With his theater earnings, Shakespeare made some fairly shrewd investments, including a substantial one in grain tithes in 1605. These investments likely yielded more money than he earned from theater, but I don’t believe there is any record that he was actually a merchant. In particular, the period from 1605 until is death in 1616 were years when he wrote a substantial portion of his work. Overall, Shakespeare died fairly prosperous for a commoner, though downright poor compared to the nobility.
It is reasonable to assume that a talent like Shakespeare, left solely to invest in his writing, would produce even more volume and diversity. That is, of course, part of the point of this post. It’s meaningless when copyright critics declare that creativity existed before copyright. Creativity existed before free speech, too. Is anyone in the free world going to argue that creative works were “better” as a result?

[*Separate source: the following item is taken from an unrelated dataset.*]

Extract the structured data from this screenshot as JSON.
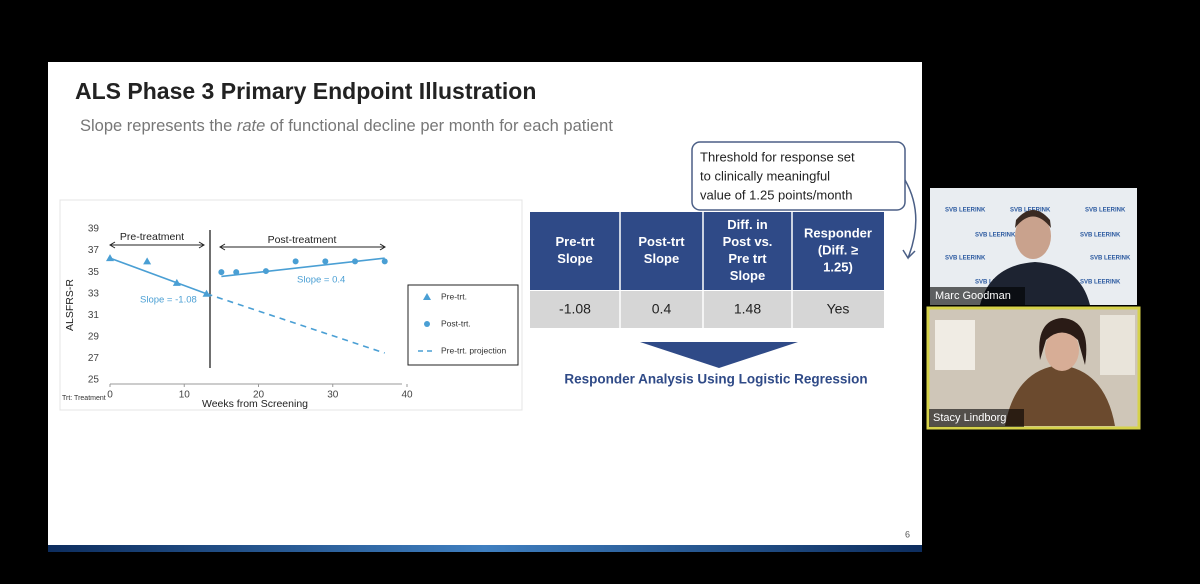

Shakespeare’s patron was Henry Carey, 1st Baron Hunsdon:
https://en.wikipedia.org/wiki/Henry_Carey,_1st_Baron_Hunsdon
and the history plays were written to satisfy court propaganda and justify the Tudor dynasty. How much more was prescribed by the political patronage is unknown, but Shakespeare was not free to write as he may have wished.
He certainly was not free to write anything he wished. Although, the history plays were produced with respect to the boundaries of the pleasure of the court, I don’t think it would be accurate to describe them as akin to commissions by the court for propaganda purposes. One production of Richard II, commanded by Essex on the eve of his attempt to depose Elizabeth, got the company briefly investigated for their “role” in the plot. And Shakespeare did collaborate on a play about Sir Thomas More, which might have been abandoned for political reasons, but that he approached the material all is informative.